The Dairy Farm Adventures: "On the Edge"

Posted Tuesday, October 1, 2013 in Features

The Dairy Farm Adventures: "On the Edge"

by Lee-Rae Jordan-Oliver

When the sun was melting the snowbanks in early March, my six-year-old daughter, Anna, exclaimed, “Mama, winter's almost over!  We're on the edge of spring!”  Every year March tests a Mainer's mettle by teasing us with sunshiny days and then walloping us with a winter storm just when we're ready to stow away our winter gear.  Anna and her younger brother, Wyatt, insisted upon going for a bike ride the day before our most recent storm.    Bundled in snowsuits and scarves, they pedaled their bikes over frozen mud puddles to the end of our driveway.  A gusty east wind blew in our faces, and I suggested we turn around and go home.  Anna replied, “No, Mama.  I want to go further. I like being in the fresh air.  It tastes yummy.”   After five months of winter, my children were determined to pull spring out of Mother Nature's bag of tricks.  

Hibernating inside a cozy house throughout Maine's winter months is not an option when you live on a dairy farm and have three young, energetic children.  As a mother I have three choices:

A.  Allow the children to watch reruns of Scooby-Doo and Mickey Mouse all day.  B. Turn off the television, let them be creative, and litter the house with their toys.  C.  Go outside and play.

To maintain my sanity, the best option for me is to send the children outside at every opportunity and let Scooby-Doo and Mickey Mouse come to the rescue on the sub-zero days. 

To ensure their safety and to squelch sibling tiffs among our three, six, and eight year old, I accompany them on their outdoor excursions.   I'm content to be outside and having children gives me an excuse to play in the snow.  Our family has skated, snowshoed, sledded, snowmobiled, and skied our way through the winter months. 

The children and I enjoyed skating at the Millar Arena on the free skate days sponsored by local businesses.  We also skated on frozen ponds formed after rainstorms in nearby fields.  Earlier in the winter, we skated on Nickerson Lake before it was covered with snow.  It was like gliding on a giant glass bottle.  I would have skated all day, but after an hour, the children's feet and legs were spent.  Growing up at Nickerson Lake  provided me with endless outdoor adventures throughout the seasons.  It was a pleasure to see our children experience the lake's natural playground . 

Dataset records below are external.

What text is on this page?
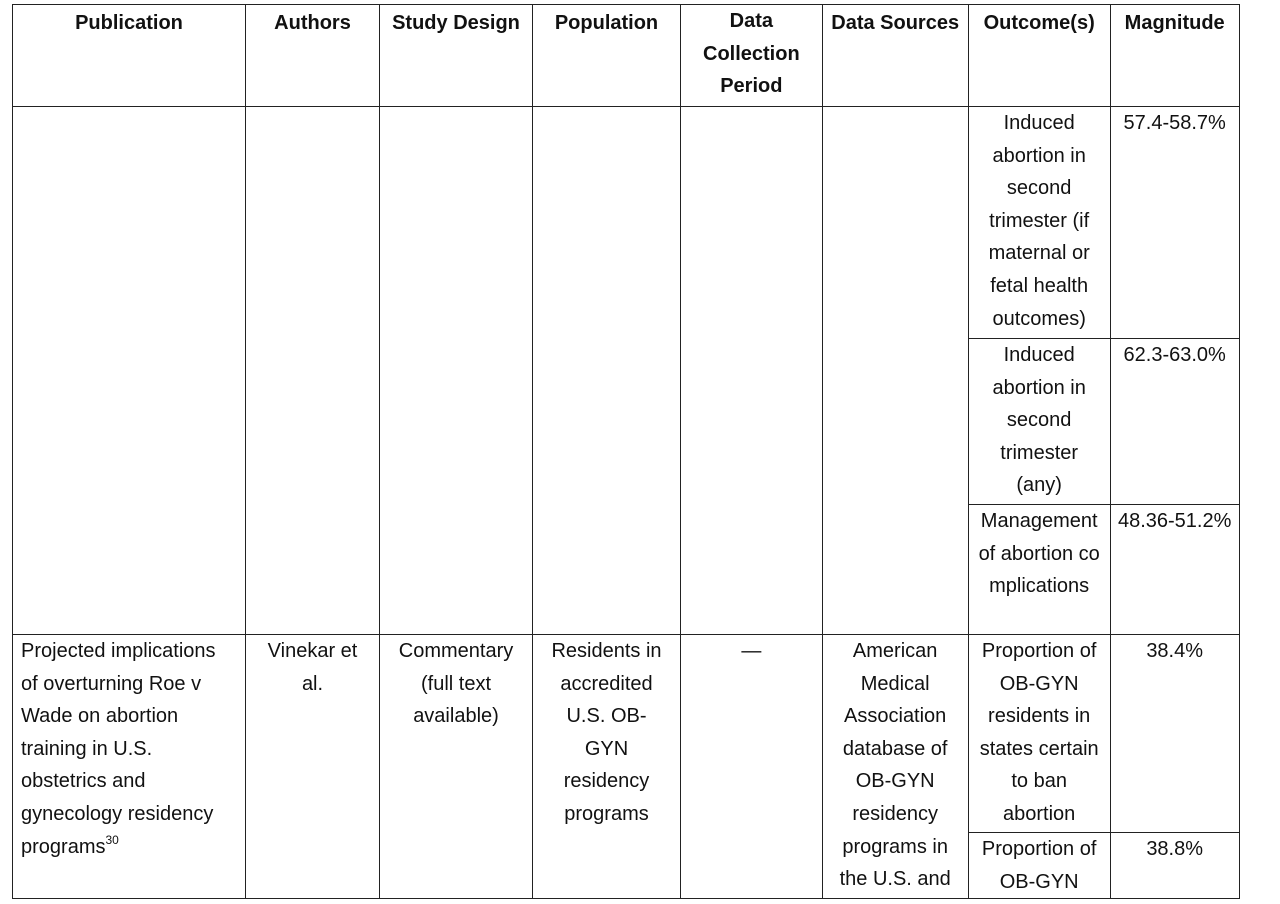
Publication	Authors	Study Design	Population	Data Collection Period	Data Sources	Outcome(s)	Magnitude
						Induced abortion in second trimester (if maternal or fetal health outcomes)	57.4-58.7%
						Induced abortion in second trimester (any)	62.3-63.0%
						Management of abortion complications	48.36-51.2%
Projected implications of overturning Roe v Wade on abortion training in U.S. obstetrics and gynecology residency programs$^{30}$	Vinekar et al.	Commentary (full text available)	Residents in accredited U.S. OB-GYN residency programs	—	American Medical Association database of OB-GYN residency programs in the U.S. and	Proportion of OB-GYN residents in states certain to ban abortion	38.4%
						Proportion of OB-GYN	38.8%
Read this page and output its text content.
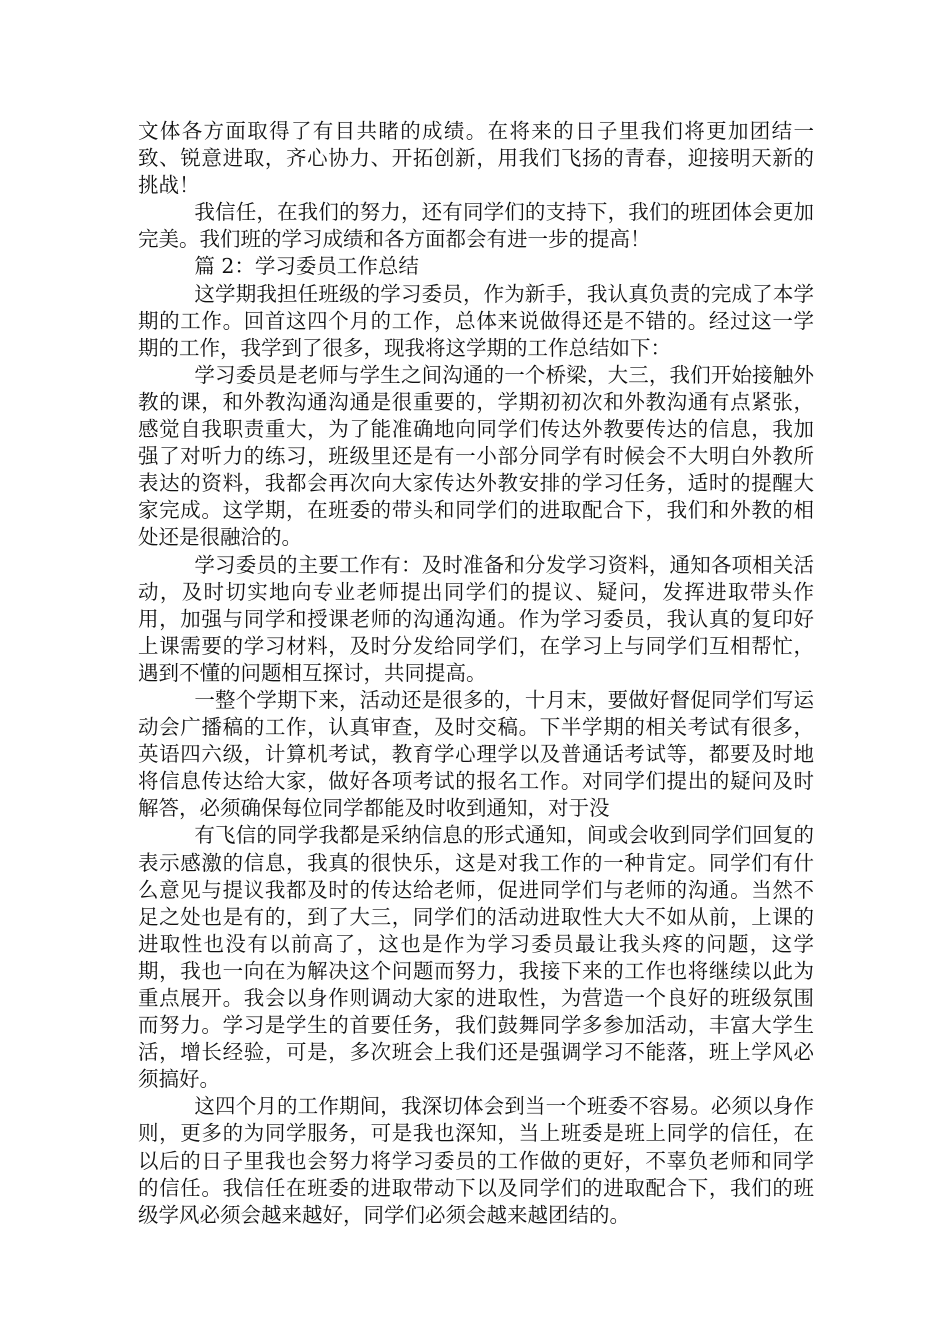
文体各方面取得了有目共睹的成绩。在将来的日子里我们将更加团结一致、锐意进取，齐心协力、开拓创新，用我们飞扬的青春，迎接明天新的挑战！

我信任，在我们的努力，还有同学们的支持下，我们的班团体会更加完美。我们班的学习成绩和各方面都会有进一步的提高！

篇 2：学习委员工作总结

这学期我担任班级的学习委员，作为新手，我认真负责的完成了本学期的工作。回首这四个月的工作，总体来说做得还是不错的。经过这一学期的工作，我学到了很多，现我将这学期的工作总结如下：

学习委员是老师与学生之间沟通的一个桥梁，大三，我们开始接触外教的课，和外教沟通沟通是很重要的，学期初初次和外教沟通有点紧张，感觉自我职责重大，为了能准确地向同学们传达外教要传达的信息，我加强了对听力的练习，班级里还是有一小部分同学有时候会不大明白外教所表达的资料，我都会再次向大家传达外教安排的学习任务，适时的提醒大家完成。这学期，在班委的带头和同学们的进取配合下，我们和外教的相处还是很融洽的。

学习委员的主要工作有：及时准备和分发学习资料，通知各项相关活动，及时切实地向专业老师提出同学们的提议、疑问，发挥进取带头作用，加强与同学和授课老师的沟通沟通。作为学习委员，我认真的复印好上课需要的学习材料，及时分发给同学们，在学习上与同学们互相帮忙，遇到不懂的问题相互探讨，共同提高。

一整个学期下来，活动还是很多的，十月末，要做好督促同学们写运动会广播稿的工作，认真审查，及时交稿。下半学期的相关考试有很多，英语四六级，计算机考试，教育学心理学以及普通话考试等，都要及时地将信息传达给大家，做好各项考试的报名工作。对同学们提出的疑问及时解答，必须确保每位同学都能及时收到通知，对于没

有飞信的同学我都是采纳信息的形式通知，间或会收到同学们回复的表示感激的信息，我真的很快乐，这是对我工作的一种肯定。同学们有什么意见与提议我都及时的传达给老师，促进同学们与老师的沟通。当然不足之处也是有的，到了大三，同学们的活动进取性大大不如从前，上课的进取性也没有以前高了，这也是作为学习委员最让我头疼的问题，这学期，我也一向在为解决这个问题而努力，我接下来的工作也将继续以此为重点展开。我会以身作则调动大家的进取性，为营造一个良好的班级氛围而努力。学习是学生的首要任务，我们鼓舞同学多参加活动，丰富大学生活，增长经验，可是，多次班会上我们还是强调学习不能落，班上学风必须搞好。

这四个月的工作期间，我深切体会到当一个班委不容易。必须以身作则，更多的为同学服务，可是我也深知，当上班委是班上同学的信任，在以后的日子里我也会努力将学习委员的工作做的更好，不辜负老师和同学的信任。我信任在班委的进取带动下以及同学们的进取配合下，我们的班级学风必须会越来越好，同学们必须会越来越团结的。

I am grateful to have two dear friends, Stacy and Abby, who live within two miles of our home and have children the same age as ours.  They also believe in the health benefits of outdoor play, and together we have shared many snowy expeditions with eight youngsters in tow.  Stacy organized two snowshoe scavenger hunts on her farm this year.  She wrote clever clues and posted numbers on trees for the children to follow through the woods and fields.  The trail led the young snowshoers to a fir tree decorated with bags of sweet treats for everyone.  Proof of winter's magic could be seen on the flushed, smiling faces of everyone. 

Westford Hill provides the ultimate sliding spot for adventure seekers.  We have a sliding path  behind our house that has provided us with hours of thrills and spills throughout the winter months.  For a change of scenery, Stacy, Abby, and I haul sleds filled with our children to the back side of Westford Hill where there is a quarter-mile-long slope free of obstacles.  Screeching all the way, the children zip down the trail.  We use the snowmobiles to tow them back to the top to make another run down the hill.  They love being pulled uphill just as much as they like speeding downhill. 

This winter, our two older children, Walker and Anna, learned to downhill ski at Big Rock Mountain.  They took to skiing “like ducks to water.”  It had been twenty years since I'd skied, but I rented equipment and joined them on the slopes after they had a lesson.   Though I lacked technique and grace coming down the bunny slope, I remembered how to snowplow and stay in control to avoid injurious tumbles.  After the first day, it was apparent Walker and Anna were hooked.  For the latter portion of the winter, we made an effort to go to Big Rock on Wednesday's free-ski night.  After the late March snowstorm, we experienced the exhilarating rush of floating over twelve inches of fresh snow.  Cascading down the slopes in knee-deep powder, we were all grins.  After successfully skiing down the big side of the mountain for the first time, Anna said, “Mama, I want to do that a hundred times!”

Outings with our children can be as simple as taking a short hike on a hard-packed, seldom used snowmobile trail and stopping to have hot cocoa and cookies in the sunshine.   Learning how to play outside throughout Maine's seasons will help our children be healthy, strong, active individuals for the rest of their lives.  Knowing we took full advantage of winter's playground, we (and our dairy cows) are looking forward to the delicious signs of spring.